The seasons roll on a bumpy path. That will not change tomorrow. Many people already dream of relaxing on the terraces, but winter still continues to pour its snow from time to time, which, in theory, is legal until spring arrives. Then we can cry, but for now, let's endure it!
I completed the reading of the Le Gardien du feu and immediately immersed myself in Letters to a young poet from Rilke. At the same time, I continue in parallel, the review of Les Mailles sanguines. The comparison of writing breaths is inevitable even if criticism, as Rilke suggests in his first letter, is unnecessary.

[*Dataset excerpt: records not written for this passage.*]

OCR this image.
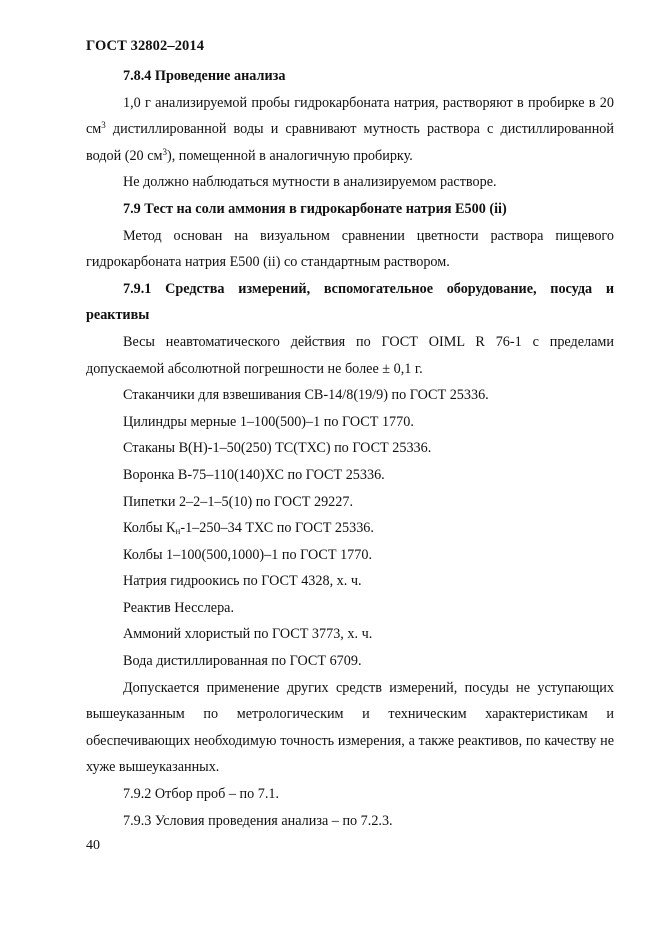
ГОСТ 32802–2014

7.8.4 Проведение анализа

1,0 г анализируемой пробы гидрокарбоната натрия, растворяют в пробирке в 20 $см^3$ дистиллированной воды и сравнивают мутность раствора с дистиллированной водой (20 $см^3$), помещенной в аналогичную пробирку.

Не должно наблюдаться мутности в анализируемом растворе.

7.9 Тест на соли аммония в гидрокарбонате натрия E500 (ii)

Метод основан на визуальном сравнении цветности раствора пищевого гидрокарбоната натрия E500 (ii) со стандартным раствором.

7.9.1 Средства измерений, вспомогательное оборудование, посуда и реактивы

Весы неавтоматического действия по ГОСТ OIML R 76-1 с пределами допускаемой абсолютной погрешности не более ± 0,1 г.

Стаканчики для взвешивания СВ-14/8(19/9) по ГОСТ 25336.

Цилиндры мерные 1–100(500)–1 по ГОСТ 1770.

Стаканы В(Н)-1–50(250) ТС(ТХС) по ГОСТ 25336.

Воронка В-75–110(140)ХС по ГОСТ 25336.

Пипетки 2–2–1–5(10) по ГОСТ 29227.

Колбы $К_н-1-250-34$ ТХС по ГОСТ 25336.

Колбы 1–100(500,1000)–1 по ГОСТ 1770.

Натрия гидроокись по ГОСТ 4328, х. ч.

Реактив Несслера.

Аммоний хлористый по ГОСТ 3773, х. ч.

Вода дистиллированная по ГОСТ 6709.

Допускается применение других средств измерений, посуды не уступающих вышеуказанным по метрологическим и техническим характеристикам и обеспечивающих необходимую точность измерения, а также реактивов, по качеству не хуже вышеуказанных.

7.9.2 Отбор проб – по 7.1.

7.9.3 Условия проведения анализа – по 7.2.3.

40
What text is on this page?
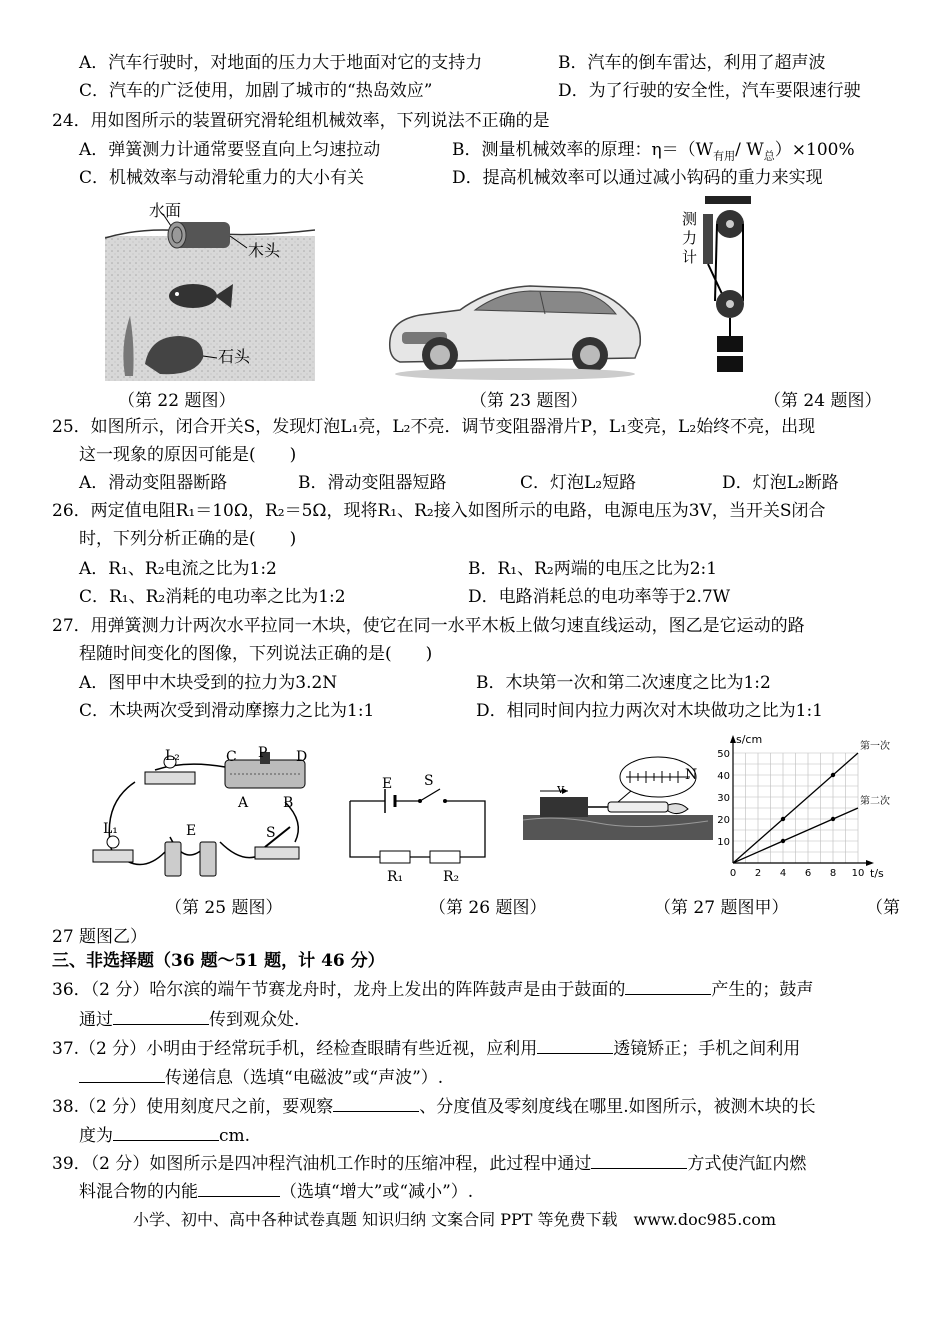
A．汽车行驶时，对地面的压力大于地面对它的支持力	B．汽车的倒车雷达，利用了超声波
C．汽车的广泛使用，加剧了城市的“热岛效应”	D．为了行驶的安全性，汽车要限速行驶
24．用如图所示的装置研究滑轮组机械效率，下列说法不正确的是
A．弹簧测力计通常要竖直向上匀速拉动	B．测量机械效率的原理：$\eta=(W_{有用}/$ $W_总)\times 100\%$
C．机械效率与动滑轮重力的大小有关	D．提高机械效率可以通过减小钩码的重力来实现
水面
木头
石头
（第 22 题图）	（第 23 题图）
测力计
（第 24 题图）
25．如图所示，闭合开关S，发现灯泡L₁亮，L₂不亮．调节变阻器滑片P，L₁变亮，L₂始终不亮，出现
这一现象的原因可能是(　　)
A．滑动变阻器断路	B．滑动变阻器短路	C．灯泡L₂短路	D．灯泡L₂断路
26．两定值电阻R₁＝10Ω，R₂＝5Ω，现将R₁、R₂接入如图所示的电路，电源电压为3V，当开关S闭合
时，下列分析正确的是(　　)
A．R₁、R₂电流之比为1:2	B．R₁、R₂两端的电压之比为2:1
C．R₁、R₂消耗的电功率之比为1:2	D．电路消耗总的电功率等于2.7W
27．用弹簧测力计两次水平拉同一木块，使它在同一水平木板上做匀速直线运动，图乙是它运动的路
程随时间变化的图像，下列说法正确的是(　　)
A．图甲中木块受到的拉力为3.2N	B．木块第一次和第二次速度之比为1:2
C．木块两次受到滑动摩擦力之比为1:1	D．相同时间内拉力两次对木块做功之比为1:1
L₂	C P D
A B
L₁	E	S
（第 25 题图）
E S
R₁	R₂
（第 26 题图）
v
N
（第 27 题图甲）
0 2 4 6 8 10
10
20
30
40
50
t/s
s/cm
第一次
第二次
（第
27 题图乙）
三、非选择题（36 题～51 题，计 46 分）
36．（2 分）哈尔滨的端午节赛龙舟时，龙舟上发出的阵阵鼓声是由于鼓面的	产生的；鼓声
通过	传到观众处.
37.（2 分）小明由于经常玩手机，经检查眼睛有些近视，应利用	透镜矫正；手机之间利用
传递信息（选填“电磁波”或“声波”）.
38.（2 分）使用刻度尺之前，要观察	、分度值及零刻度线在哪里.如图所示，被测木块的长
度为	cm.
39．（2 分）如图所示是四冲程汽油机工作时的压缩冲程，此过程中通过	方式使汽缸内燃
料混合物的内能	（选填“增大”或“减小”）.
小学、初中、高中各种试卷真题 知识归纳 文案合同 PPT 等免费下载　www.doc985.com
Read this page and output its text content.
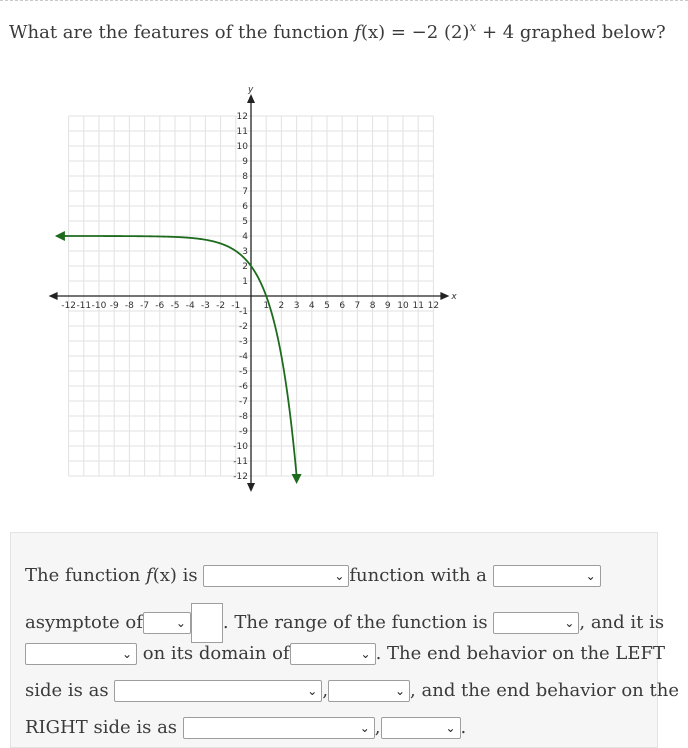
What are the features of the function f(x) = −2 $(2)^x + 4$ graphed below?
x
y
-12 -11 -10 -9 -8 -7 -6 -5 -4 -3 -2 -1	1 2 3 4 5 6 7 8 9 10 11 12
12
11
10
9
8
7
6
5
4
3
2
1
-1
-2
-3
-4
-5
-6
-7
-8
-9
-10
-11
-12
The function f(x) is	⌄ function with a	⌄
asymptote of	⌄ . The range of the function is	⌄ , and it is
⌄ on its domain of	⌄ . The end behavior on the LEFT
side is as	⌄ ,	⌄ , and the end behavior on the
RIGHT side is as	⌄ ,	⌄ .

My former publisher returned my manuscript to me, annotated it. The package was damaged, inserted in a Canada Post envelope, which mechanically apologized in the flattest possible way. Twenty percent of the pages are still missing. The package visibly dropped, the envelope used by my publisher, which was not designed for such a large number of pages, opened and some of the contents vanished. It took me a good half hour to order what could be retrieved.
It's an idea that's been coming up for a very long time. It is the result of a dream. I am inside an icy little house, I open the door that goes onto a winter outside. A quiet early morning, a starry mist welcomes a sun that announces a cold day. There is a road in front of the house, which a hedge partially masks.
I pulled out my iPad, in the subway, opened a mind-mapping application to lay the first foundations of a novel. The subject is still too vague in my lazy little head, and probably also stuck to my reality. Since my story is still out there, it is difficult, even dangerous, to seek a conclusion.
The last chapter is written slowly. At the same time, the workload, the one who helps me put butter on my bread, which also helps me buy this bread, increases, new responsibilities arise, negotiations drag on (but in a constructive way) with a bank, my grandmother, almost a hundred years old, feels tired, is in the hospital.